По, Бодлер и Достоевский – признанные изобретатели современной литературы и, шире, свойственного «современности», или «модернитету» (modernity, modernit'e), мироощущения. Первая часть нашей книги, «Голоса, пространства и фигуры современности», предлагает задуматься о «современности» трех авторов в контексте полифонии, диалога, который они вели друг с другом и с культурой своего времени. Три сквозные темы – город и фланер; перверсивность, или противоречивость; причудливое и фантастическое – обозначают линии пересечения, схождения, совпадения их творческих путей. «Изобретенный» Эдгаром По фланер положил начало новой картографии городского пространства, современного урбанизма, в центре которого находится одновременно рассеянный и пытливый взгляд праздного наблюдателя. И хотя фигура фланера, с легкой руки Вальтера Беньямина, ассоциируется в первую очередь с бодлеровским Парижем, современный город непредставим и без Петербурга Достоевского, который сам был, «может быть, единственным фланером, уродившимся на петербургской почве». Концепт По «the imp of the perverse», переведенный Бодлером как «le d'emon de la perversit'e» и известный русскому читателю как «демон извращенности» или «бес противоречия», является основополагающим для понимания как творчества Бодлера и Достоевского, так и «нового субъекта модернитета». Наконец, особый характер фантастического или причудливого, странного (odd, queer), присущий творчеству всех трех авторов, непосредственно связан с охватившим современность процессом секуляризации, автономизации сакральных смыслов и (как следствие) разделяемым ощущением неустойчивости, галлюцинаторности репрезентируемой реальности. Представляется не случайным, что именно Достоевскому принадлежит, пожалуй, самое прозорливое высказывание о фантастическом у По в XIX веке.
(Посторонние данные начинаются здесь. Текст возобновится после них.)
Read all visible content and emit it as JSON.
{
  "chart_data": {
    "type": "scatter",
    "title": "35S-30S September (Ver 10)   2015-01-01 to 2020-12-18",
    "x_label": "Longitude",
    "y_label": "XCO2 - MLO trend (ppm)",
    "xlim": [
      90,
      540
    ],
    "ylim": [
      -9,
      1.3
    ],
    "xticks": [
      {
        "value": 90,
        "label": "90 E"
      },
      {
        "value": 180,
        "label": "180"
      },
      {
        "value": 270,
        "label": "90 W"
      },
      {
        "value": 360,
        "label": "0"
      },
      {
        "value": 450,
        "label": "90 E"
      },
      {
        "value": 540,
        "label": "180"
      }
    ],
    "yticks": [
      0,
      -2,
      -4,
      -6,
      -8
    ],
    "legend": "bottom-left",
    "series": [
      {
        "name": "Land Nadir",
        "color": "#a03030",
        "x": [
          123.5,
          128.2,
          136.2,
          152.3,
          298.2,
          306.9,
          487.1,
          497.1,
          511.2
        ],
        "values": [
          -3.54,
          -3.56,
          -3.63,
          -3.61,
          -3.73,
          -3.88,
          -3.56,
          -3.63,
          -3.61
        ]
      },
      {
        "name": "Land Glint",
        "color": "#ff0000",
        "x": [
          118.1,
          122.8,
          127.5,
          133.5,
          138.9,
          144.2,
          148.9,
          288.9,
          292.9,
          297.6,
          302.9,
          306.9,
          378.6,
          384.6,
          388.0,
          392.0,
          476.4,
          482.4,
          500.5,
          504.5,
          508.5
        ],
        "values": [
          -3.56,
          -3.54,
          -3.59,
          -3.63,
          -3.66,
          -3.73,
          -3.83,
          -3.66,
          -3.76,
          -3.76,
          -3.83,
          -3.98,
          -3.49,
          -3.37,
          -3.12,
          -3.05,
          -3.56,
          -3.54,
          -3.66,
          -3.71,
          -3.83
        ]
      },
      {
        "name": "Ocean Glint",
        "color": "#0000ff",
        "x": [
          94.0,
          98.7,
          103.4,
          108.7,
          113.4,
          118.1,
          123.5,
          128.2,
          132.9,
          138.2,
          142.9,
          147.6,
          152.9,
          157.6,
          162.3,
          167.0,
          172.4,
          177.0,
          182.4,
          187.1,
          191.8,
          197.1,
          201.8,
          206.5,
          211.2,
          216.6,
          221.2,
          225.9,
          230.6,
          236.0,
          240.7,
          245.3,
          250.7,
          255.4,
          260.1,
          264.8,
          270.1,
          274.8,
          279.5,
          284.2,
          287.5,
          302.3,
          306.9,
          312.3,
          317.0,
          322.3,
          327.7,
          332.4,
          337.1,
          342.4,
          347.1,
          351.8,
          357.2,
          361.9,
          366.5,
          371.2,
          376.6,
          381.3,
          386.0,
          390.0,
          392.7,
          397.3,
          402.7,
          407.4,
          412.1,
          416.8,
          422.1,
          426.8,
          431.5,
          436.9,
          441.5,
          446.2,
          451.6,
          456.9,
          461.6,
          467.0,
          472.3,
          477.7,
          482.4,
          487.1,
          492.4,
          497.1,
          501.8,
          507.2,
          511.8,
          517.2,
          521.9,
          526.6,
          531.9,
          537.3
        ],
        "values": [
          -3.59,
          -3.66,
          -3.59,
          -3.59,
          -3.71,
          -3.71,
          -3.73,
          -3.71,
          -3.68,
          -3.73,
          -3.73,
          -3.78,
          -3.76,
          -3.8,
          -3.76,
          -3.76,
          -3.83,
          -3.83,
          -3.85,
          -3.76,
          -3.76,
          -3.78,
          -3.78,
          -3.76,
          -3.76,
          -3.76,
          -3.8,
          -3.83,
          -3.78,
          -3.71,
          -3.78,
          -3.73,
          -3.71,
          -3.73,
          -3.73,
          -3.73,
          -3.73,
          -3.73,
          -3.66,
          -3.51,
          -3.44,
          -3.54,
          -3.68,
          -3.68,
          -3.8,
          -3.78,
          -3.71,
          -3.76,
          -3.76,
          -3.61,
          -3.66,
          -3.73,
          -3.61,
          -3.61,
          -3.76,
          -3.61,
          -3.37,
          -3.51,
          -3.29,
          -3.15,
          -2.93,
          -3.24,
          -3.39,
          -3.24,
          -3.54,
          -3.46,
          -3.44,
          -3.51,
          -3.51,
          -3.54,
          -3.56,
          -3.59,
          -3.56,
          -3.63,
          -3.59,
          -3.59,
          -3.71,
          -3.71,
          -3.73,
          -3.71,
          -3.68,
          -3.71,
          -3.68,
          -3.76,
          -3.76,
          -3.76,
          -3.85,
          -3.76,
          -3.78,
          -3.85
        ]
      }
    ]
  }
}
Открывает книгу глава Жан-Кристофа Вальта «Демоны перверсии: По, Бодлер, Достоевский и новый субъект модернитета», где в компаративной перспективе рассматриваются три текста: «Демон перверсии» («Бес противоречия») По, «Дурной стекольщик» Бодлера и «Записки из подполья» Ф.М. Достоевского. Три разножанровых произведения (короткий рассказ, малую поэму в прозе и повесть) объединяет рекуррентная фигура «расколотого субъекта», которым управляют темные импульсы и перверсивные влечения, предвосхищающие психоаналитическое понятие бессознательного. Вальта показывает, как новое состояние сознания, исследуемое По, Бодлером и Достоевским, определяет новое отношение к науке, психологии и социальному, а также к читателю и литературе. В частности, «письмо представляет собой один из этих темных и опасных – как для пишущего, так и для окружающих – импульсов, о которых трактуют избранные тексты. Речь действительно идет о новой фигуре автора, которая соотносится уже не с цельным, когерентным субъектом, не с писателем-творцом, полновластно владеющим своими творческими приемами и орудиями, а скорее с острым сознанием отсутствия подобного субъекта и переживанием беззакония, царящего в его владениях».